# Use the table of integrals to find the following integral. \\ \int \frac{ (\sec^2 \theta \tan^2...

## Question:

Use the table of integrals to find the following integral.

{eq}\int \frac{ (\sec^2 \theta \tan^2 \theta)}{\sqrt {4-\tan^2 \theta}}d\theta{/eq}

## Integration by Substitution:

There are two types of integration substitution: substitution of a function and substitution of a trigonometric function.

Substitution of a function: It can use as a u-substitution or v-substitution.

Substitution of a trigonometric function: It can use the trigonometric function for substitution.

For this solution, we use both of the substitution methods.
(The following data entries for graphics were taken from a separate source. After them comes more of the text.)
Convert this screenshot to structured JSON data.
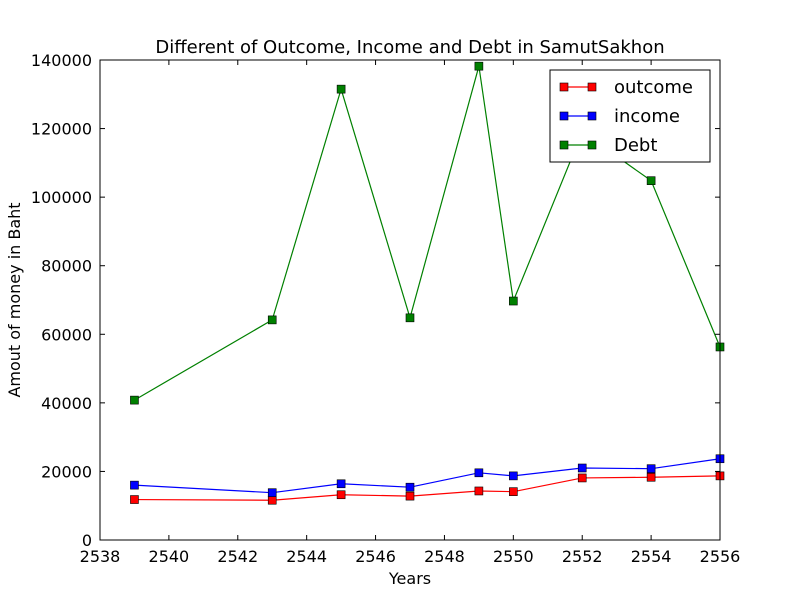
{
  "chart_data": {
    "type": "line",
    "title": "Different of Outcome, Income and Debt in SamutSakhon",
    "xlabel": "Years",
    "ylabel": "Amout of money in Baht",
    "xlim": [
      2538,
      2556
    ],
    "ylim": [
      0,
      140000
    ],
    "xticks": [
      2538,
      2540,
      2542,
      2544,
      2546,
      2548,
      2550,
      2552,
      2554,
      2556
    ],
    "yticks": [
      0,
      20000,
      40000,
      60000,
      80000,
      100000,
      120000,
      140000
    ],
    "x": [
      2539,
      2543,
      2545,
      2547,
      2549,
      2550,
      2552,
      2554,
      2556
    ],
    "grid": false,
    "legend_position": "top-right",
    "series": [
      {
        "name": "outcome",
        "color": "#ff0000",
        "marker": "square",
        "values": [
          11800,
          11600,
          13200,
          12800,
          14300,
          14100,
          18100,
          18300,
          18700
        ]
      },
      {
        "name": "income",
        "color": "#0000ff",
        "marker": "square",
        "values": [
          16000,
          13800,
          16400,
          15400,
          19600,
          18700,
          21000,
          20800,
          23700
        ]
      },
      {
        "name": "Debt",
        "color": "#008000",
        "marker": "square",
        "values": [
          40800,
          64200,
          131500,
          64800,
          138200,
          69700,
          119000,
          104800,
          56300
        ]
      }
    ]
  }
}
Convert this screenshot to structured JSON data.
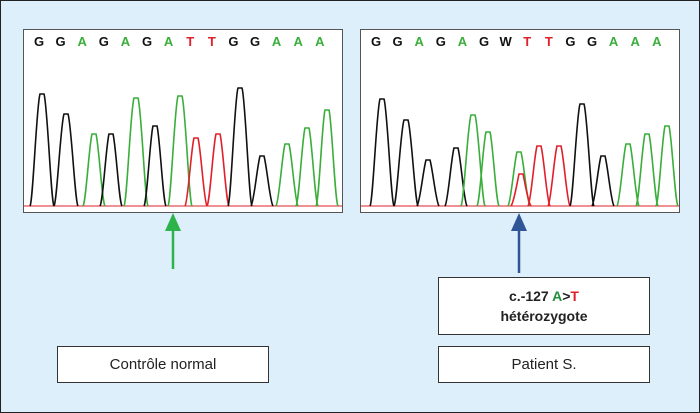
{
  "colors": {
    "background": "#dceffb",
    "base_G": "#111111",
    "base_A": "#3aae3a",
    "base_T": "#e0202a",
    "base_W": "#111111",
    "normal_arrow": "#2db34a",
    "patient_arrow": "#2f5597",
    "mutation_A": "#1e8f3a",
    "mutation_T": "#e0202a"
  },
  "panels": [
    {
      "id": "control",
      "sequence": [
        "G",
        "G",
        "A",
        "G",
        "A",
        "G",
        "A",
        "T",
        "T",
        "G",
        "G",
        "A",
        "A",
        "A"
      ],
      "label": "Contrôle normal",
      "arrow_color": "normal_arrow"
    },
    {
      "id": "patient",
      "sequence": [
        "G",
        "G",
        "A",
        "G",
        "A",
        "G",
        "W",
        "T",
        "T",
        "G",
        "G",
        "A",
        "A",
        "A"
      ],
      "label": "Patient S.",
      "arrow_color": "patient_arrow"
    }
  ],
  "mutation": {
    "prefix": "c.-127 ",
    "ref": "A",
    "sep": ">",
    "alt": "T",
    "zygosity": "hétérozygote"
  }
}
So, we require the following historical context:

1. Common derivative: {eq}\displaystyle \frac{d}{dx}\left(\tan \left(x\right)\right)=\sec ^2\left(x\right). {/eq}

2. Common derivative: {eq}\displaystyle \frac{d}{dx}\left(\sin \left(x\right)\right)=\cos \left(x\right). {/eq}

3. Take the constant out: {eq}\displaystyle \int c\cdot f\left(v\right)dv=c\cdot \int f\left(v\right)dv. {/eq}

4. Trigonometric identity: {eq}\displaystyle \sin ^2\left(x\right)=\frac{1-\cos \left(2x\right)}{2}. {/eq}

5. The sum rule: {eq}\displaystyle \int f\left(v\right)\pm g\left(v\right)dv=\int f\left(v\right)dv\pm \int g\left(v\right)dv. {/eq}

6. Common integration: {eq}\displaystyle \int \cos \left(w\right)dw=\sin \left(w\right). {/eq}

7. Integration of a constant: {eq}\displaystyle \int adx=ax. {/eq}

We have to solve the integration of $$\displaystyle I = \int \frac{ (\sec^2 \theta \tan^2 \theta)}{\sqrt {4-\tan^2 \theta}}d\theta$$

Apply the substitution for {eq}u=\tan \left(\theta\right) \Rightarrow du = \sec ^2\left(\theta\right) d\theta. {/eq}

$$\displaystyle = \int \frac{u^2}{\sqrt{4-u^2}}du$$

Apply the trigonometric substitution for {eq}u=2\sin \left(v\right) \Rightarrow du = 2 \cos \left(v\right) dv. {/eq}

$$\displaystyle = \int 4\sin ^2\left(v\right)dv$$

Take the constant out.

$$\displaystyle = 4\cdot \int \sin ^2\left(v\right)dv$$

Use the trigonometric identity.

$$\displaystyle = 4\cdot \int \frac{1-\cos \left(2v\right)}{2}dv$$

Take the constant out.

$$\displaystyle = 4\cdot \frac{1}{2}\cdot \int 1-\cos \left(2v\right)dv$$

Apply the sum rule.

$$\displaystyle = 4\cdot \frac{1}{2}\left(\int 1dv-\int \cos \left(2v\right)dv\right)$$

Use the common integration.

$$\displaystyle = 4\cdot \frac{1}{2}\left(v-\frac{1}{2}\sin \left(2v\right)\right)+C$$

Substitute back {eq}v=\arcsin \left(\frac{1}{2}u\right). {/eq}

$$\displaystyle = 4\cdot \frac{1}{2}\left(\arcsin \left(\frac{1}{2}u\right)-\frac{1}{2}\sin \left(2\arcsin \left(\frac{1}{2}u\right)\right)\right)+C$$

Substitute back {eq}u=\tan \left(\theta\right). {/eq}

$$\displaystyle = 4\cdot \frac{1}{2}\left(\arcsin \left(\frac{1}{2}\tan \left(\theta\right)\right)-\frac{1}{2}\sin \left(2\arcsin \left(\frac{1}{2}\tan \left(\theta\right)\right)\right)\right)+C$$

Simplify:

$$\displaystyle = 2\arcsin \left(\frac{1}{2}\tan \left(\theta\right)\right)-\sin \left(2\arcsin \left(\frac{1}{2}\tan \left(\theta\right)\right)\right)+C$$

Where C is constant of the integration.